Companies that can realign their capabilities for new areas of work are likely to benefit.
“We’re likely to see a shift in priorities, and some companies will be caught with the wrong skills,” said SUNY Maritime’s Dr. Burke. “Dredging may be less important. We’re pretty close to hitting the limits in economies of scale in ocean shipping, and port expansion may taper off. But offshore wind energy production is likely to take off. Companies that are skilled at offshore construction, or fabrication of things that will be erected offshore, are going to be in the right position at the right time. The companies that did offshore oil rig construction are probably best situated for that market.”
And even before the ink is dry on an infrastructure plan, or prices stabilize, there are steps that can be taken now.
“A contractor who has had little experience with technology can prepare to adopt some of it now,” explained Trimble’s Kevin Garcia. “The first thing you want to do is contact your technology dealer, whoever that may be, along with your equipment manufacturer, and find out what technologies are available for your equipment. They can help identify what technologies are going to benefit your specific workflow.”
Garcia said that there’s a wealth of information online, including case studies and white papers.
“What you want to do now is to identify what will benefit your applications the most, and outfit your machines with install kits to make them technology-ready,” Garcia said. “You can add the relatively low-cost sensors and cabling now, so the machines can have the more expensive components—the GNSS receivers and the computer running the construction software—added later.
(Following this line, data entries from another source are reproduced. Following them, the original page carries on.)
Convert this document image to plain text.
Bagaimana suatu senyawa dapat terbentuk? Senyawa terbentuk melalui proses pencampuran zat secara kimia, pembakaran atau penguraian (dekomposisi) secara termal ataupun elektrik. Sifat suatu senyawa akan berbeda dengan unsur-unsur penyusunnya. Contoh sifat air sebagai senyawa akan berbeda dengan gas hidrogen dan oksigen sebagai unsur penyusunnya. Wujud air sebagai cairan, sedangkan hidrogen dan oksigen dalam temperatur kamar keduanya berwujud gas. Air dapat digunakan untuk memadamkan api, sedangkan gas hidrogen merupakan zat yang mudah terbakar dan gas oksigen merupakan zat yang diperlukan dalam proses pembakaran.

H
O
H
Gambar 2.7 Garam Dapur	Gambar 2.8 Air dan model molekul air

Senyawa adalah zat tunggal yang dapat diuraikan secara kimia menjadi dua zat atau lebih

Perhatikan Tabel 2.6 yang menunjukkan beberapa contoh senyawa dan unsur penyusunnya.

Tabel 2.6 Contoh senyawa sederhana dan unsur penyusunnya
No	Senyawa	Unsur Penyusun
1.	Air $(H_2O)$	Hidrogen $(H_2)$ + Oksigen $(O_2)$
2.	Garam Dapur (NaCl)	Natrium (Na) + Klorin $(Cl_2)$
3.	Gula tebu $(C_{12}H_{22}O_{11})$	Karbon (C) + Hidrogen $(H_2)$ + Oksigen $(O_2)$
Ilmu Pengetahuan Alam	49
But the sensors are what are being interrupted by supply chain shortages, so you want to get the orders in as soon as possible. There also are way to start training your crews on using the software even before the software is installed.”
Transformative projects
Will the coming infrastructure plan rank among the transformative projects in American history? It’s impossible to predict. But many of them had consequences far beyond what was expected.
The first major civil engineering project was the Erie Canal. Begun in 1817 and completed in 1825, it connected the Great Lakes to the Hudson River, and made New York City the most important port in the world. The Public Works Administration built dams on the Tennessee and Columbia rivers during the Great Depression that brought electricity to much of the country for the first time. And the interstate highway system made every region of the country accessible at just the moment when automobile ownership became common.
The Economist Intelligence Unit, a research branch of U.K.-based The Economist magazine, recently issued a report on the proposed infrastructure plan. “The Biden administration’s investment plan will meet resistance on two fronts: their scope and the means of financing,” the EIU wrote. At the time of this writing, the administration and a bipartisan group of U.S. senators were debating those questions.
Nonetheless, it is likely that at least a narrowly targeted portion of the plan—transportation and utilities—will be passed and signed in the near future. The companies that are prepared will have the opportunity not just to work on projects, but to make history.